Il dit vouloir finir sa vie comme il l’a commencée, « avec en tête la seule beauté du geste », dans un hommage déséquilibré au monde du cinéma et à sa propre existence en son sein. Le film procède par coupures, par une succession de saynètes que rien ne relie, ou du moins rien d’autre que le vide qu’incarne le personnage, lui-même béance derrière le masque. Quand Lavant ôte son déguisement il n’y a rien d’autre derrière qu’un autre costume, une autre apparence, car même son rôle de père est une composition : tragique d’un théâtre qui envahit complètement la vie et s’arrête à chaque fois au bord de la mort, avec des balles qui ne tuent personne mais des rôles qui usent à chaque fois un peu plus le visage neutre et lisse qui se dévoile dans la voiture. « Monsieur Oscar » change de visage comme un affamé de la vie, que chaque étape rapproche de la fin : car tout réside dans le regard de celui qui voit, or face à des caméras devenues d’abord « plus petites que la tête » puis totalement invisibles (ce qu’illustre la scène de motion capture), ne reste pour seule option que le spectacle permanent, sous tous les angles, sous toutes les coutures possibles et imaginables. Le film donne donc l’impression d’une ultime démonstration de force, d’un élan puissant mais désespéré vers autant de films possibles, qui ne sont que prétexte à un exercice style. Il incarne surtout une souffrance et une fatigue, comme en témoignent les neuf rendez-vous, plus ou moins longs, qui s’enchaînent dans une journée qui n’en finit plus, et où il n’est jamais question de s’alimenter.

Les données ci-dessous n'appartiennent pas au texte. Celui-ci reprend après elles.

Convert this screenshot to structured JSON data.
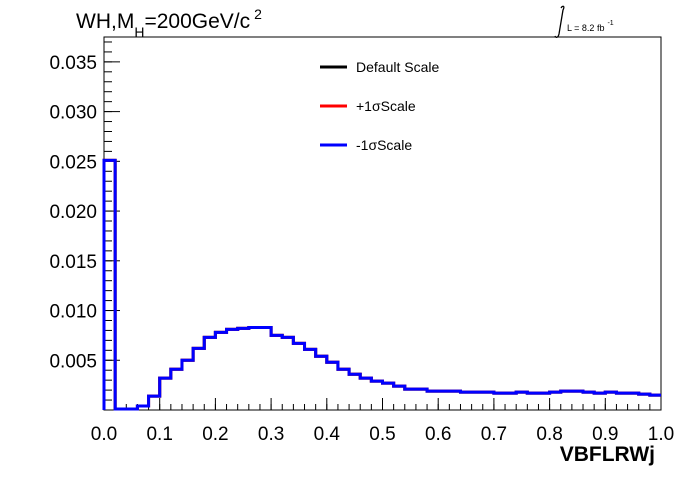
{
  "chart_data": {
    "type": "step",
    "title": "WH,M",
    "title_sub": "H",
    "title_rest": "=200GeV/c",
    "title_sup": "2",
    "lumi_label": "L = 8.2 fb",
    "lumi_sup": "-1",
    "xlabel": "VBFLRWj",
    "ylabel": "",
    "xlim": [
      0.0,
      1.0
    ],
    "ylim": [
      0.0,
      0.0375
    ],
    "x_ticks": [
      "0.0",
      "0.1",
      "0.2",
      "0.3",
      "0.4",
      "0.5",
      "0.6",
      "0.7",
      "0.8",
      "0.9",
      "1.0"
    ],
    "x_tick_values": [
      0.0,
      0.1,
      0.2,
      0.3,
      0.4,
      0.5,
      0.6,
      0.7,
      0.8,
      0.9,
      1.0
    ],
    "y_ticks": [
      "0.005",
      "0.010",
      "0.015",
      "0.020",
      "0.025",
      "0.030",
      "0.035"
    ],
    "y_tick_values": [
      0.005,
      0.01,
      0.015,
      0.02,
      0.025,
      0.03,
      0.035
    ],
    "bin_edges_start": 0.0,
    "bin_width": 0.02,
    "series": [
      {
        "name": "Default Scale",
        "color": "#000000"
      },
      {
        "name": "+1σScale",
        "color": "#ff0000"
      },
      {
        "name": "-1σScale",
        "color": "#0000ff"
      }
    ],
    "values": [
      0.0251,
      0.0001,
      0.0001,
      0.0004,
      0.0014,
      0.0032,
      0.0041,
      0.005,
      0.0062,
      0.0073,
      0.0078,
      0.0081,
      0.0082,
      0.0083,
      0.0083,
      0.0075,
      0.0073,
      0.0067,
      0.0061,
      0.0054,
      0.0048,
      0.0041,
      0.0036,
      0.0032,
      0.0029,
      0.0027,
      0.0024,
      0.0021,
      0.0021,
      0.0019,
      0.0019,
      0.0019,
      0.0018,
      0.0018,
      0.0018,
      0.0017,
      0.0017,
      0.0018,
      0.0017,
      0.0017,
      0.0018,
      0.0019,
      0.0019,
      0.0018,
      0.0017,
      0.0018,
      0.0017,
      0.0017,
      0.0016,
      0.0015
    ]
  }
}
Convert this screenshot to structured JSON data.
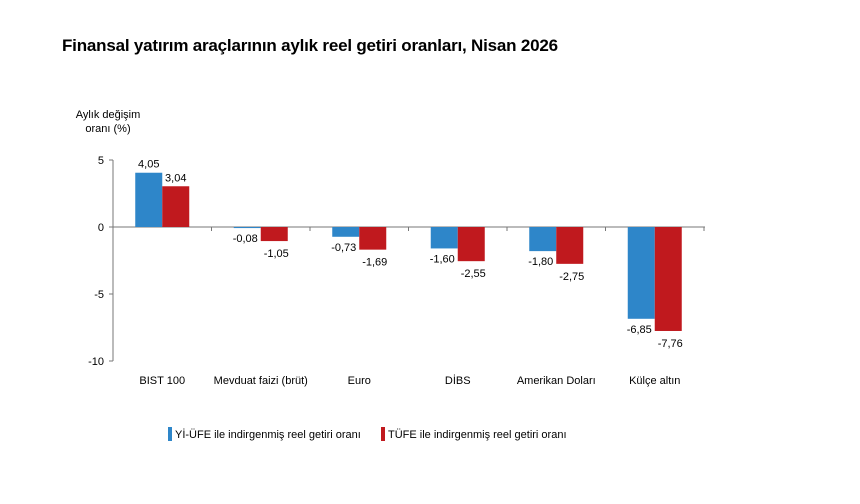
{
  "chart_data": {
    "type": "bar",
    "title": "Finansal yatırım araçlarının aylık reel getiri oranları, Nisan 2026",
    "ylabel_lines": [
      "Aylık değişim",
      "oranı (%)"
    ],
    "xlabel": "",
    "categories": [
      "BIST 100",
      "Mevduat faizi (brüt)",
      "Euro",
      "DİBS",
      "Amerikan Doları",
      "Külçe altın"
    ],
    "series": [
      {
        "name": "Yİ-ÜFE ile indirgenmiş reel getiri oranı",
        "color": "#2E86C9",
        "values": [
          4.05,
          -0.08,
          -0.73,
          -1.6,
          -1.8,
          -6.85
        ],
        "labels": [
          "4,05",
          "-0,08",
          "-0,73",
          "-1,60",
          "-1,80",
          "-6,85"
        ]
      },
      {
        "name": "TÜFE ile indirgenmiş reel getiri oranı",
        "color": "#C0191E",
        "values": [
          3.04,
          -1.05,
          -1.69,
          -2.55,
          -2.75,
          -7.76
        ],
        "labels": [
          "3,04",
          "-1,05",
          "-1,69",
          "-2,55",
          "-2,75",
          "-7,76"
        ]
      }
    ],
    "yticks": [
      5,
      0,
      -5,
      -10
    ],
    "ytick_labels": [
      "5",
      "0",
      "-5",
      "-10"
    ],
    "ylim": [
      -10,
      5
    ],
    "grid": false,
    "legend_position": "bottom"
  }
}
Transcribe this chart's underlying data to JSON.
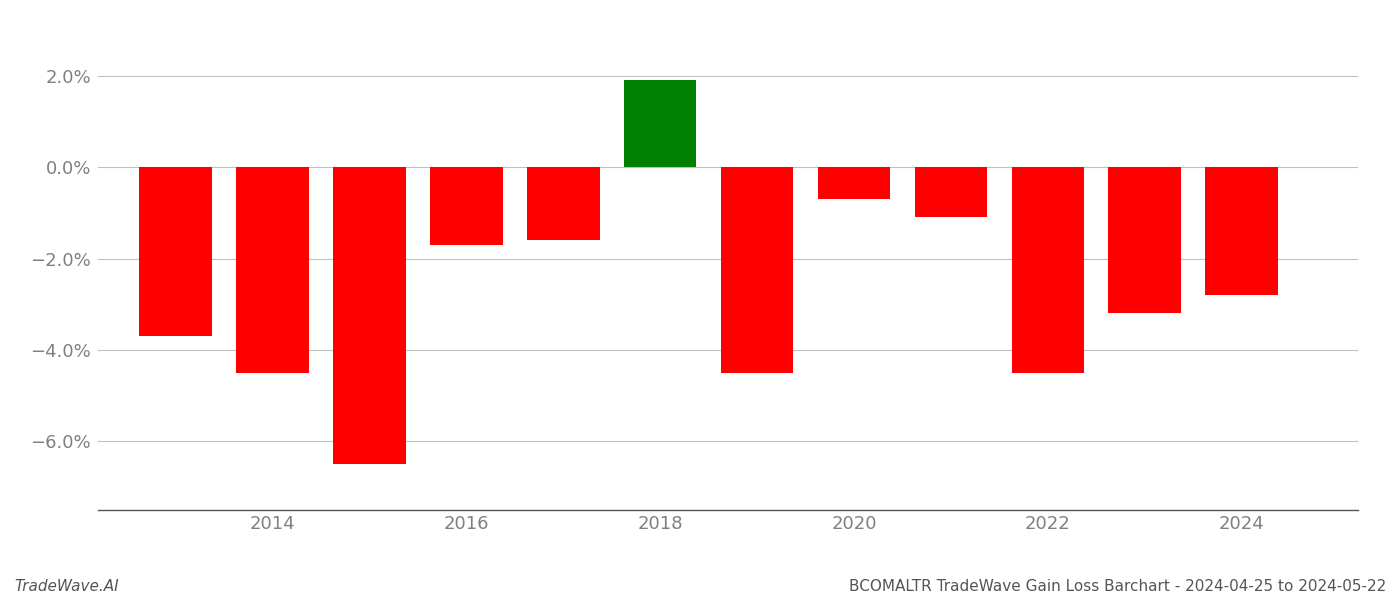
{
  "years": [
    2013,
    2014,
    2015,
    2016,
    2017,
    2018,
    2019,
    2020,
    2021,
    2022,
    2023,
    2024
  ],
  "values": [
    -0.037,
    -0.045,
    -0.065,
    -0.017,
    -0.016,
    0.019,
    -0.045,
    -0.007,
    -0.011,
    -0.045,
    -0.032,
    -0.028
  ],
  "highlight_year": 2018,
  "positive_color": "#008000",
  "negative_color": "#ff0000",
  "background_color": "#ffffff",
  "grid_color": "#c0c0c0",
  "bar_width": 0.75,
  "xlim": [
    2012.2,
    2025.2
  ],
  "ylim": [
    -0.075,
    0.03
  ],
  "yticks": [
    -0.06,
    -0.04,
    -0.02,
    0.0,
    0.02
  ],
  "xticks": [
    2014,
    2016,
    2018,
    2020,
    2022,
    2024
  ],
  "footer_left": "TradeWave.AI",
  "footer_right": "BCOMALTR TradeWave Gain Loss Barchart - 2024-04-25 to 2024-05-22",
  "footer_fontsize": 11,
  "axis_tick_color": "#808080",
  "tick_label_fontsize": 13,
  "figsize": [
    14.0,
    6.0
  ],
  "dpi": 100
}
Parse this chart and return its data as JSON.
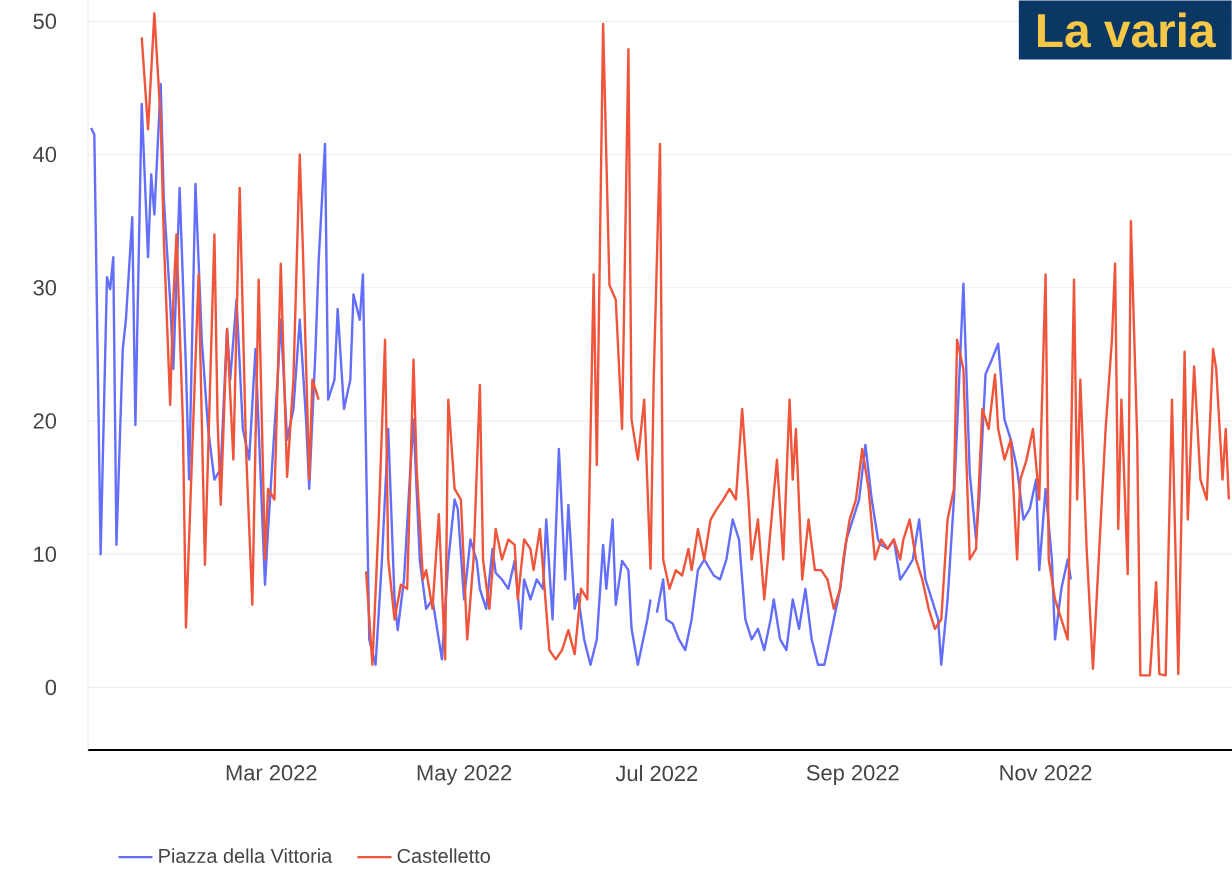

Cependant certains travers, s’ils constituent peut être par leur simple présence une dénonciation ou un constat d’échec, sont par trop excessifs. Je n’adhère pas du tout à la scène tournée dans les galeries Lafayette, qui reprend le décor des Amants du Pont Neuf avec Kylie Minogue à la place de Juliette Binoche, qui se met à chanter avec Lavant de manière très gauche, avant de le quitter sur un adieu – dont le pathétique tourne court, puisque la jeune femme finit explosée au rez-de-chaussée. Le spectacle n’est en fait jamais aussi bon que dans la gratuité du théâtre qu’il construit de toutes pièces et pour lui-même : lors du premier rendez-vous, sur le trottoir où il se change en vieille mendiante de manière extraordinaire, ou dans la voiture avec sa fille, dont le mensonge plonge le film dans un nouvel abîme de déguisements, beaucoup plus que dans l’absurde nombriliste de scènes comme celle du Père-Lachaise (en deux films il m’a été donné de voir Lavant deux fois le sexe à l’air, l’expérience ne devient pas plus enthousiasmante avec le temps). Le comique disséminé un peu partout sauve l’ensemble, et dégonfle un peu le premier degré très fort du jeu de Lavant : les tombes « visitez mon site web » et les limousines tout juste sorties de Cosmopolis, qui se répondent dans un plan final drolatique où elles évoquent la fin des machines avant de finir sur un « amen » respectueux, sont des appels d’air bienvenus dans une oeuvre où le méta est omniprésent, et parfois difficilement appréhendable à mes yeux.